Tom Rose, fund manager at LaSalle, said: 'I am delighted with this investment that we have made on behalf of the Greater Manchester and West Yorkshire Pension Funds, and also to be partnering with Intu.

'This is an acquisition that we believe will provide long-term value.

'It is a quality asset in an affluent catchment area, well-aligned with our strategy for UK investments.'

What does the deal mean for Chapelfield?

Shoppers are unlikely to see a significant change after Intu's deal to sell a 50% stake in its Norwich Chapelfield shopping centre.

However, the cost of the deal shows confidence in the centre according to a commercial property expert.

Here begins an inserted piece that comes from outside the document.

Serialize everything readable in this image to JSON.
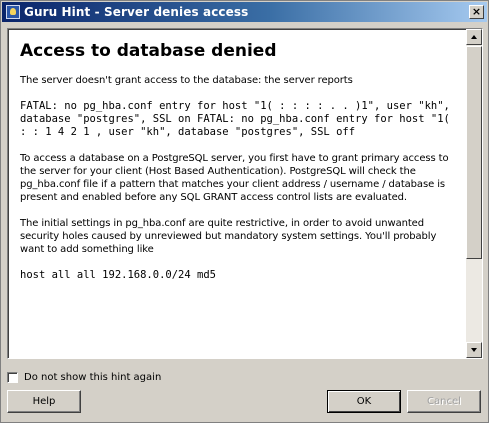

Adrian Fennell, partner at Roche Chartered Surveyors, said: 'The deal is a way for Intu to diversify and probably a way to release cash to invest elsewhere.

'From a pension fund point of view it represents a known asset that is performing well and will continue to be managed by a professional operator in Intu. It should ensure the asset remains stable and continues to perform well in the medium to long-term.'

Mr Fennell said the 5% yield agreed was quite sharp with retail property normally going between 5.5% and 10% and in Norwich being around 6.5%.

'Paying 5% on something shows it is quite safe because you are not getting a high return on your capital,' he said.